I would appreciate possibly different hints/solutions for doing this problem.
Edit:
Fortunately, I could add the the link to the exercise through googlebooks. Please follow the link for the precise statement of the exercise and the context in which it appears.
 A: "Small norms" may mean that the sought equality holds only approximately.
$$
e^{X} e^{Y} = (I + X + \mbox{(negligible)}) (I + Y + \mbox{(negligible)}) = I + X + Y + XY + \mbox{(negligible)}
$$
Similarly,
$$
e^{Y} e^{X} = I + X + Y + YX + \mbox{(negligible)}
$$
Since you asked only for hints, I'll stop here.

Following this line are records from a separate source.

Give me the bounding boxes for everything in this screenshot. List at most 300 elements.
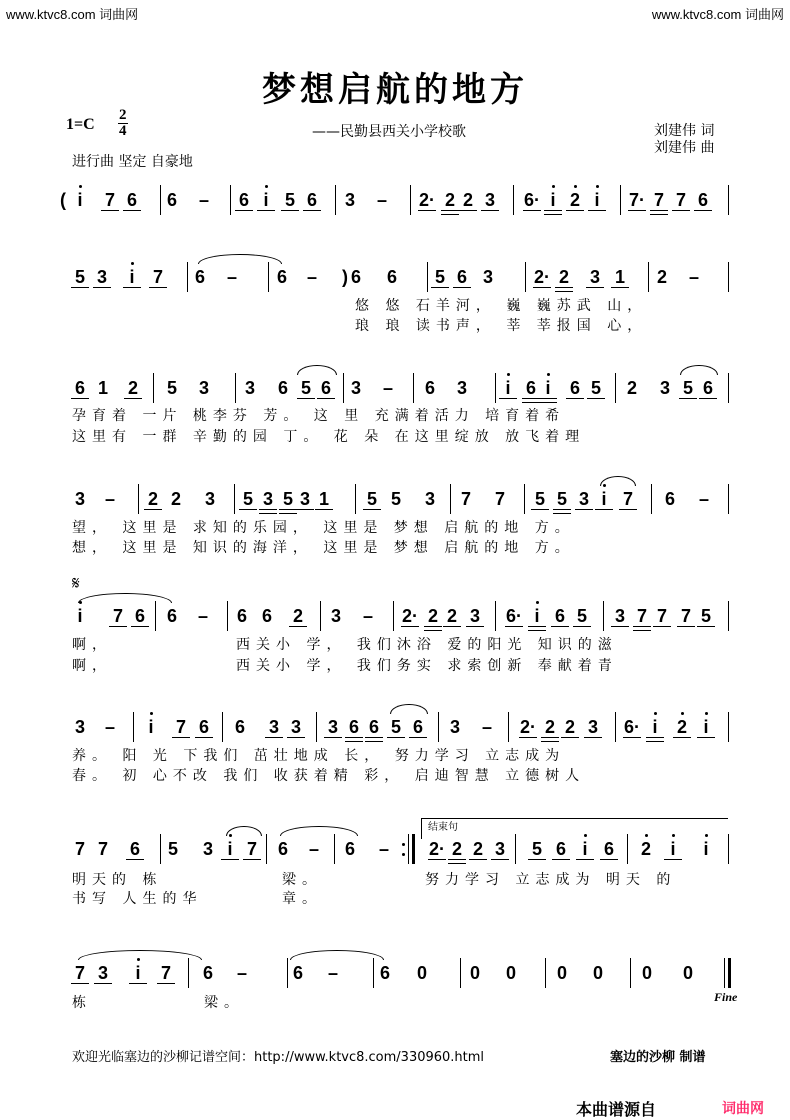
note: 2 — [147, 489, 159, 509]
lyric-line: 望， 这里是 求知的乐园， 这里是 梦想 启航的地 方。 — [72, 520, 575, 536]
note: i — [703, 839, 709, 859]
note: 3 — [327, 717, 339, 737]
note: 7 — [680, 606, 692, 626]
staff-system-3 — [0, 373, 790, 403]
note: 2 — [656, 267, 668, 287]
lyric-line: 西关小 学， 我们务实 求索创新 奉献着青 — [236, 658, 618, 674]
note: 3 — [449, 717, 461, 737]
note: 6 — [386, 267, 398, 287]
note: 5 — [166, 378, 178, 398]
note: 6 — [424, 378, 436, 398]
barline — [524, 484, 525, 514]
note: i — [135, 963, 141, 983]
dash-mark: – — [197, 606, 209, 626]
note: 6 — [238, 190, 250, 210]
beam-line — [619, 509, 637, 510]
beam-line — [653, 626, 671, 627]
note: 0 — [469, 963, 481, 983]
octave-dot — [265, 185, 268, 188]
note: 0 — [556, 963, 568, 983]
dash-mark: – — [382, 378, 394, 398]
beam-line — [633, 630, 651, 631]
note: 6 — [555, 839, 567, 859]
dash-mark: – — [378, 839, 390, 859]
beam-line — [129, 983, 147, 984]
page-title: 梦想启航的地方 — [262, 70, 528, 110]
barline — [728, 601, 729, 631]
note: 1 — [97, 378, 109, 398]
beam-line — [303, 210, 321, 211]
barline — [230, 185, 231, 215]
beam-line — [697, 626, 715, 627]
barline — [160, 834, 161, 864]
note: i — [227, 839, 233, 859]
note: 6 — [277, 378, 289, 398]
beam-line — [611, 287, 629, 288]
barline — [343, 373, 344, 403]
note: 7 — [97, 839, 109, 859]
beam-line — [584, 737, 602, 738]
beam-line — [544, 214, 562, 215]
beam-line — [235, 210, 253, 211]
beam-line — [633, 626, 651, 627]
octave-dot — [705, 712, 708, 715]
note: 5 — [556, 489, 568, 509]
lyric-line: 孕育着 一片 桃李芬 芳。 这 里 充满着活力 培育着希 — [72, 408, 566, 424]
note: 7 — [622, 489, 634, 509]
beam-line — [441, 214, 459, 215]
note: 6 — [306, 190, 318, 210]
beam-line — [533, 287, 551, 288]
tie-arc — [297, 365, 337, 375]
note: 3 — [198, 378, 210, 398]
lyric-line: 栋 — [72, 995, 92, 1011]
beam-line — [287, 737, 305, 738]
lyric-line: 西关小 学， 我们沐浴 爱的阳光 知识的滋 — [236, 637, 618, 653]
barline — [155, 601, 156, 631]
note: 6 — [126, 190, 138, 210]
beam-line — [131, 626, 149, 627]
repeat-dot — [402, 853, 405, 856]
beam-line — [573, 626, 591, 627]
beam-line — [448, 859, 466, 860]
note: 7 — [152, 267, 164, 287]
note: 6 — [554, 606, 566, 626]
note: 3 — [262, 489, 274, 509]
note: 5 — [366, 489, 378, 509]
beam-line — [588, 210, 606, 211]
barline — [320, 601, 321, 631]
segno-sign: 𝄋 — [72, 573, 80, 594]
note: 6 — [344, 839, 356, 859]
barline — [648, 262, 649, 292]
note: 2 — [472, 839, 484, 859]
beam-line — [279, 513, 297, 514]
tie-arc — [290, 950, 384, 960]
note: 2 — [676, 717, 688, 737]
beam-line — [71, 287, 89, 288]
note: 6 — [234, 717, 246, 737]
dash-mark: – — [236, 963, 248, 983]
note: i — [670, 839, 676, 859]
octave-dot — [596, 185, 599, 188]
barline — [316, 712, 317, 742]
note: 6· — [505, 606, 523, 626]
note: 3 — [97, 963, 109, 983]
note: 6 — [456, 267, 468, 287]
barline — [724, 958, 725, 988]
beam-line — [289, 626, 307, 627]
dash-mark: – — [688, 267, 700, 287]
beam-line — [672, 210, 690, 211]
note: 6 — [194, 267, 206, 287]
lyric-line: 悠 悠 石羊河， 巍 巍苏武 山， — [355, 298, 648, 314]
barline — [410, 185, 411, 215]
note: 0 — [416, 963, 428, 983]
beam-line — [123, 287, 141, 288]
beam-line — [664, 859, 682, 860]
staff-system-4 — [0, 484, 790, 514]
beam-line — [257, 210, 275, 211]
beam-line — [453, 287, 471, 288]
note: 7 — [112, 606, 124, 626]
dash-mark: – — [226, 267, 238, 287]
beam-line — [144, 509, 162, 510]
note: i — [594, 190, 600, 210]
lyric-line: 啊， — [72, 637, 112, 653]
watermark-top-left: www.ktvc8.com 词曲网 — [6, 7, 139, 22]
beam-line — [679, 398, 697, 399]
dash-mark: – — [327, 963, 339, 983]
note: 2 — [446, 606, 458, 626]
beam-line — [243, 859, 261, 860]
note: 3 — [330, 606, 342, 626]
dash-mark: – — [362, 606, 374, 626]
beam-line — [172, 737, 190, 738]
beam-line — [600, 859, 618, 860]
beam-line — [499, 398, 517, 399]
lyrics-system-8 — [0, 993, 790, 1013]
tie-arc — [390, 704, 428, 714]
octave-dot — [552, 185, 555, 188]
barline — [728, 185, 729, 215]
note: 6 — [261, 606, 273, 626]
beam-line — [539, 402, 557, 403]
note: 6· — [623, 717, 641, 737]
note: i — [550, 190, 556, 210]
note: 3 — [589, 267, 601, 287]
beam-line — [418, 210, 436, 211]
note: 3 — [482, 267, 494, 287]
beam-line — [531, 509, 549, 510]
beam-line — [587, 398, 605, 399]
barline — [545, 958, 546, 988]
beam-line — [401, 626, 419, 627]
footer-note: 欢迎光临塞边的沙柳记谱空间：http://www.ktvc8.com/330960.html — [72, 1050, 485, 1065]
note: i — [505, 378, 511, 398]
lyrics-system-2-verse-2 — [0, 316, 790, 336]
note: 6 — [348, 717, 360, 737]
barline — [728, 373, 729, 403]
note: 3 — [244, 378, 256, 398]
beam-line — [365, 737, 383, 738]
note: 0 — [641, 963, 653, 983]
beam-line — [71, 983, 89, 984]
note: 3 — [299, 489, 311, 509]
note: 6 — [525, 378, 537, 398]
barline — [393, 601, 394, 631]
subtitle: ——民勤县西关小学校歌 — [312, 124, 466, 140]
note: i — [703, 717, 709, 737]
barline — [728, 484, 729, 514]
barline — [355, 484, 356, 514]
note: 2· — [401, 606, 419, 626]
note: i — [77, 606, 83, 626]
beam-line — [428, 859, 446, 860]
note: 6 — [277, 839, 289, 859]
note: 2· — [533, 267, 551, 287]
note: i — [129, 267, 135, 287]
ending-label: 结束句 — [428, 822, 458, 833]
paren-mark: ) — [342, 267, 348, 287]
note: 3 — [290, 717, 302, 737]
barline — [187, 262, 188, 292]
lyric-line: 梁。 — [204, 995, 244, 1011]
lyrics-system-2 — [0, 296, 790, 316]
barline — [620, 185, 621, 215]
note: 6 — [236, 606, 248, 626]
barline — [495, 373, 496, 403]
beam-line — [561, 737, 579, 738]
note: 5 — [284, 190, 296, 210]
barline — [525, 262, 526, 292]
time-signature-top: 2 — [119, 107, 127, 123]
barline — [615, 373, 616, 403]
octave-dot — [150, 712, 153, 715]
note: 5 — [576, 606, 588, 626]
tie-arc — [680, 365, 718, 375]
beam-line — [324, 737, 342, 738]
beam-line — [519, 737, 537, 738]
note: i — [601, 489, 607, 509]
lyricist-credit: 刘建伟 词 — [654, 123, 715, 139]
note: 5 — [167, 839, 179, 859]
barline — [413, 373, 414, 403]
beam-line — [586, 287, 604, 288]
barline — [513, 185, 514, 215]
octave-dot — [681, 712, 684, 715]
lyrics-system-3 — [0, 406, 790, 426]
note: 6 — [379, 963, 391, 983]
beam-line — [522, 398, 540, 399]
lyric-line: 养。 阳 光 下我们 茁壮地成 长， 努力学习 立志成为 — [72, 748, 566, 764]
beam-line — [469, 859, 487, 860]
note: 5 — [300, 378, 312, 398]
lyric-line: 琅 琅 读书声， 莘 莘报国 心， — [355, 318, 648, 334]
note: 6 — [129, 839, 141, 859]
note: 7 — [653, 190, 665, 210]
barline — [728, 834, 729, 864]
lyrics-system-4 — [0, 518, 790, 538]
note: 3 — [268, 717, 280, 737]
barline — [373, 958, 374, 988]
barline — [133, 712, 134, 742]
lyric-line: 春。 初 心不改 我们 收获着精 彩， 启迪智慧 立德树人 — [72, 768, 586, 784]
barline — [603, 601, 604, 631]
beam-line — [345, 741, 363, 742]
dash-mark: – — [104, 717, 116, 737]
note: 5 — [531, 839, 543, 859]
beam-line — [281, 210, 299, 211]
note: 2· — [428, 839, 446, 859]
note: 7 — [74, 839, 86, 859]
barline — [266, 834, 267, 864]
lyrics-system-7-verse-2 — [0, 889, 790, 909]
beam-line — [539, 398, 557, 399]
tie-arc — [600, 476, 636, 486]
beam-line — [646, 737, 664, 738]
beam-line — [566, 398, 584, 399]
barline — [630, 958, 631, 988]
note: i — [263, 190, 269, 210]
note: 6 — [166, 606, 178, 626]
note: 5 — [682, 378, 694, 398]
note: 7· — [628, 190, 646, 210]
beam-line — [673, 737, 691, 738]
beam-line — [149, 287, 167, 288]
beam-line — [628, 210, 646, 211]
note: 0 — [505, 963, 517, 983]
beam-line — [424, 626, 442, 627]
note: i — [77, 190, 83, 210]
note: 6 — [292, 963, 304, 983]
beam-line — [221, 859, 239, 860]
octave-dot — [536, 601, 539, 604]
tie-arc — [280, 826, 358, 836]
beam-line — [448, 863, 466, 864]
beam-line — [459, 210, 477, 211]
beam-line — [297, 398, 315, 399]
note: i — [148, 717, 154, 737]
note: 1 — [318, 489, 330, 509]
note: 3 — [578, 489, 590, 509]
note: 7 — [636, 606, 648, 626]
note: 3 — [344, 190, 356, 210]
barline — [427, 262, 428, 292]
octave-dot — [654, 712, 657, 715]
note: 2 — [544, 717, 556, 737]
lyric-line: 这里有 一群 辛勤的园 丁。 花 朵 在这里绽放 放飞着理 — [72, 429, 586, 445]
dash-mark: – — [376, 190, 388, 210]
beam-line — [677, 626, 695, 627]
barline — [495, 601, 496, 631]
barline — [234, 484, 235, 514]
lyrics-system-5 — [0, 635, 790, 655]
staff-system-5 — [0, 601, 790, 631]
source-label: 本曲谱源自 — [576, 1100, 657, 1119]
note: 0 — [682, 963, 694, 983]
lyric-line: 书写 人生的华 — [72, 891, 203, 907]
beam-line — [431, 287, 449, 288]
staff-system-6 — [0, 712, 790, 742]
barline — [334, 834, 335, 864]
beam-line — [553, 509, 571, 510]
note: 6 — [198, 717, 210, 737]
note: i — [652, 717, 658, 737]
note: 3 — [659, 378, 671, 398]
note: 2 — [626, 378, 638, 398]
note: 3 — [469, 606, 481, 626]
barline — [188, 958, 189, 988]
beam-line — [650, 214, 668, 215]
note: 6 — [202, 963, 214, 983]
note: 2 — [170, 489, 182, 509]
octave-dot — [507, 373, 510, 376]
lyric-line: 明天的 栋 — [72, 872, 163, 888]
note: 7 — [675, 190, 687, 210]
beam-line — [623, 737, 641, 738]
composer-credit: 刘建伟 曲 — [654, 140, 715, 156]
paren-mark: ( — [60, 190, 66, 210]
time-signature-bottom: 4 — [119, 123, 127, 139]
repeat-dot — [402, 843, 405, 846]
note: 3 — [484, 190, 496, 210]
note: 7 — [460, 489, 472, 509]
beam-line — [544, 210, 562, 211]
note: 2 — [292, 606, 304, 626]
beam-line — [126, 859, 144, 860]
barline — [287, 958, 288, 988]
barline — [235, 373, 236, 403]
note: 7 — [175, 717, 187, 737]
note: 5 — [390, 717, 402, 737]
beam-line — [528, 859, 546, 860]
dash-mark: – — [308, 839, 320, 859]
watermark-top-right: www.ktvc8.com 词曲网 — [651, 7, 784, 22]
note: 2 — [444, 190, 456, 210]
note: 3 — [74, 717, 86, 737]
barline — [138, 484, 139, 514]
key-signature: 1=C — [66, 116, 95, 133]
lyrics-system-3-verse-2 — [0, 427, 790, 447]
beam-line — [541, 741, 559, 742]
note: 3 — [587, 717, 599, 737]
beam-line — [595, 509, 613, 510]
note: 6 — [368, 717, 380, 737]
barline — [160, 185, 161, 215]
lyrics-system-4-verse-2 — [0, 538, 790, 558]
note: 5 — [534, 489, 546, 509]
beam-line — [575, 509, 593, 510]
note: 5 — [390, 489, 402, 509]
tempo-marking: 进行曲 坚定 自豪地 — [72, 154, 193, 170]
note: 2 — [569, 190, 581, 210]
beam-line — [551, 626, 569, 627]
note: 1 — [614, 267, 626, 287]
barline-thick — [728, 958, 731, 988]
note: 2 — [558, 267, 570, 287]
barline — [153, 373, 154, 403]
note: 6 — [603, 839, 615, 859]
barline — [508, 712, 509, 742]
beam-line — [528, 626, 546, 627]
note: 7 — [494, 489, 506, 509]
note: 7 — [246, 839, 258, 859]
beam-line — [694, 210, 712, 211]
note: i — [582, 839, 588, 859]
beam-line — [345, 737, 363, 738]
note: 2 — [127, 378, 139, 398]
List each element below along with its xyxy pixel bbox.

A: In terms of the commutators, you've got
$$
0=[e^X,e^Y] \\
=[1+X+\frac{1}{2}X^2+O(X^3),1+Y+\frac{1}{2}Y^2+O(Y^3)] \\
=[X,Y]+\frac{1}{2}[X^2,Y]+\frac{1}{2}[X,Y^2]+O(X^3,Y^3),
$$
which implies that either $X$ and $Y$ commute, or else the commutator of $X$ and $Y$ is $O(X^2,Y^2)$, since the remaining terms are all at least that small and need to cancel it out.  If you want to be precise about what you're proving, I believe you can show that if $[e^{cX},e^{cY}]=0$ whenever $|c| < \varepsilon$ (for some positive $\varepsilon$), then $[X,Y]=0$.  (In other words, $e^{cX}$ and $e^{cY}$ can "accidentally" commute for some values of $c$, but if they do so for arbitrarily small values of $c$, then $X$ and $Y$ must themselves commute.)